Planned Obsolescence: What you need to know

by Yoda

Following up my article on Instant gratification and how companies use that to make us buy unwanted things, I also wanted to write about planned obsolescence. This is another technique companies use to force us to spend more on items they sell. It’s the art of deliberately shortening the lifespan of a product and at the same time convincing users to upgrade to newer products sooner than what is necessary. This enables the company to ensure customers keep coming back to generate future revenue.


How do they do it and some examples?

Smartphones are the most ubiquitous technology around and most examples I have below are mostly for it, but the points are valid for other lesser ubiquitous products as well.

  1. Launching new models with “supposed” improvements in processor, features etc. every year. Some manufactures of smartphones now launch 2 big flagship smartphones a year! They try to do this with a lot of hype and marketing.
  2. Most manufacturers make best features available only on latest flagship. Even if they are software tweaks or gimmicks, they will only have them on latest flagship so that entices users to upgrade.
  3. Manufactures nowadays delay software updates or in some cases don’t even bother with updates for older generation phones. Apple has also been caught providing updates that subtly make phone slower.
  4. Making it difficult to repair locally or by yourselves. Most manufacturers like apple have started using proprietary screws, nuts etc. These are not available anywhere else so as to make it as difficult as possible to get your phone fixed if it breaks. When you go in through the official channels, for simple fixes you are usually quoted higher than normal prices.
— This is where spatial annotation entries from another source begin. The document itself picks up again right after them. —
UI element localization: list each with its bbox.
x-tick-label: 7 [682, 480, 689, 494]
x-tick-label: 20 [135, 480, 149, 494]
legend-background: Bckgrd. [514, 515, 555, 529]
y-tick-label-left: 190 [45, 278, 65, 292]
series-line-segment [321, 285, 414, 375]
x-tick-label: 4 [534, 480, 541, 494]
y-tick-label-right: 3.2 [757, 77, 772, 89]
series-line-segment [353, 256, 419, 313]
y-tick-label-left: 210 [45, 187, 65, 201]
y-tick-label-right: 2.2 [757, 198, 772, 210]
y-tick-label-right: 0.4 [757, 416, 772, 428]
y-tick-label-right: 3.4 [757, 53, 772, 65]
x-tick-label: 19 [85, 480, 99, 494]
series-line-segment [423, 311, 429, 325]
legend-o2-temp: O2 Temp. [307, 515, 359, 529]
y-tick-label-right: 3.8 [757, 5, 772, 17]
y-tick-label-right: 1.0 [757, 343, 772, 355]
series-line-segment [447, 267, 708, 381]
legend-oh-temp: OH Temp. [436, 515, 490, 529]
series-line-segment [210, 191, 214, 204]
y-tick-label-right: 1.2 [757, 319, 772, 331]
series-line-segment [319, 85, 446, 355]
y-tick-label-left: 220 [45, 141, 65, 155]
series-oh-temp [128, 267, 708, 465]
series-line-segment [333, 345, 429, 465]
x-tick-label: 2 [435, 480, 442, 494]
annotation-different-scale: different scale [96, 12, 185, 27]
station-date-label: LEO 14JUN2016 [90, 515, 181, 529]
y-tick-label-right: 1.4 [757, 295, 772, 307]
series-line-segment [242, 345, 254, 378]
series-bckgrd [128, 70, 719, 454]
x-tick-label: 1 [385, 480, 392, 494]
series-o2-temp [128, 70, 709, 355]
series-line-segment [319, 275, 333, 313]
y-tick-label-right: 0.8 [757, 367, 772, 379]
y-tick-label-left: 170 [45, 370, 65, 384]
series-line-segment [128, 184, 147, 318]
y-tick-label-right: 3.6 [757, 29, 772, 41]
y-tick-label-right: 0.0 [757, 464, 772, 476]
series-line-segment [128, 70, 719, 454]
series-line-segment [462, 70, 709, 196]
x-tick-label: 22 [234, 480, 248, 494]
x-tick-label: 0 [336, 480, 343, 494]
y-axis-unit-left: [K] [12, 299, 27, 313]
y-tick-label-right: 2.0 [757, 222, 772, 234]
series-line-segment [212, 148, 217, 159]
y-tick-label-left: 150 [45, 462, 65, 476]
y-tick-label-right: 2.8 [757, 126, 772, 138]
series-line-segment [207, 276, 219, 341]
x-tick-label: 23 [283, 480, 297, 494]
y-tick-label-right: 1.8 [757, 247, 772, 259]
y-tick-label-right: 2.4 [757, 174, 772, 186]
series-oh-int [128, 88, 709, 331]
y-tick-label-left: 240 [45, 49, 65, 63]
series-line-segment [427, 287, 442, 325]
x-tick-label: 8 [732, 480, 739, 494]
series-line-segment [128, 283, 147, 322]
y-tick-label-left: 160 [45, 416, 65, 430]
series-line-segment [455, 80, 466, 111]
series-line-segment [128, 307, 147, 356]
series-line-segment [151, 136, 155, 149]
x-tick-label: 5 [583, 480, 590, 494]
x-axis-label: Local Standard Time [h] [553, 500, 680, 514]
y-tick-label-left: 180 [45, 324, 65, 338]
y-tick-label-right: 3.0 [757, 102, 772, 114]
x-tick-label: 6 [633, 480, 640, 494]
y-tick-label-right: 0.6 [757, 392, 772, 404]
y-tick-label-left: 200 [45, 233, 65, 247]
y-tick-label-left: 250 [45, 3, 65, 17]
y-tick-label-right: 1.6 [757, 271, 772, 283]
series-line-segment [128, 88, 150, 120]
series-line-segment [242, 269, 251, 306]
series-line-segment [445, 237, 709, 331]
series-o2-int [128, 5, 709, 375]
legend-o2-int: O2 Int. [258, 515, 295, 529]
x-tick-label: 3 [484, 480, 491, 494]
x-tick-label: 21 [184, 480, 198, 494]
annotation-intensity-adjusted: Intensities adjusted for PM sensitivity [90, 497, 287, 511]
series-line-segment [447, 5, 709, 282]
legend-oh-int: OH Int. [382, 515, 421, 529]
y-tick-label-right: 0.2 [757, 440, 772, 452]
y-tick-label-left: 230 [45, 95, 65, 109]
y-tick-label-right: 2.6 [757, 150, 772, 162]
They try to force you to buy a new phone outright rather than paying for repairing it.


How to avoid or work around Planned Obsolescence?

Most electronic items are designed with planned obsolescence in mind, so there is no way to completely avoid it. But what you can do is adopt these techniques. It helps you make sure you are not spending too much of your hard-earned money on things that are essentially going to depreciate to 0 within the next 2-3 years.

  1. Don’t buy the latest generation of the gadget. Companies are now coming out with new iterations of their popular products every year. The development/testing cycle has become very short. Its almost impossible to come out with a great reliable product. Most new smartphones including Apple and Samsung phones are riddled with hardware/software bugs. Some or the other bug make it annoying and difficult to use in day to day life. Complaining to customer care doesn’t really solve the issue. Most manufactures take the risk of releasing faulty/untested product to launch it before their competitor and make small improvements in subsequent production of the same phone a few months later after fixing some hardware bugs! They just use as their guinea pigs for testing and guess what we pay them to do so!
  2. Segueing off the previous point, smartphone depreciate at an insane rate. Cars depreciate about 40-50% off the value in 4-5 years. Phones on the other hand are probably worth 0$ by year 4. Most retailers usually give 1+1 offers, 200$ off on the same phone 2 months after they are launched.
  3. Ideally try and buy the last gen phone when you are looking at phones. Usually you get them at a really good rate and there is not much improvements in the 2 generations. Or else try buying the latest gen phone 8-11 months after its released. This way its tested thoroughly and since the newer gen is about to come out, you get a discount on the current phone. Even better is to buy second hand from reliable sellers.
  4. Use your credit cards to increase the warranty of such products. If you buy them using a credit card you can extend the warranty up to 3 years. In case of repairs at least get your credit card company to pay for them.
  5. Go for quality and open source properties of the products. That makes them easier to repair and make them last longer. For e.g. for cars, look at reliability and ease of availability of OEM parts. Buy used so that it costs less and lasts longer and easier to fix. In case of shoes pay a bit more to get better quality which can lost longer than cheaper shoes.

Hopefully this helps you gain more knowledge about planned obsolescence. Now you can use this knowledge to be more careful making financial decisions in your life.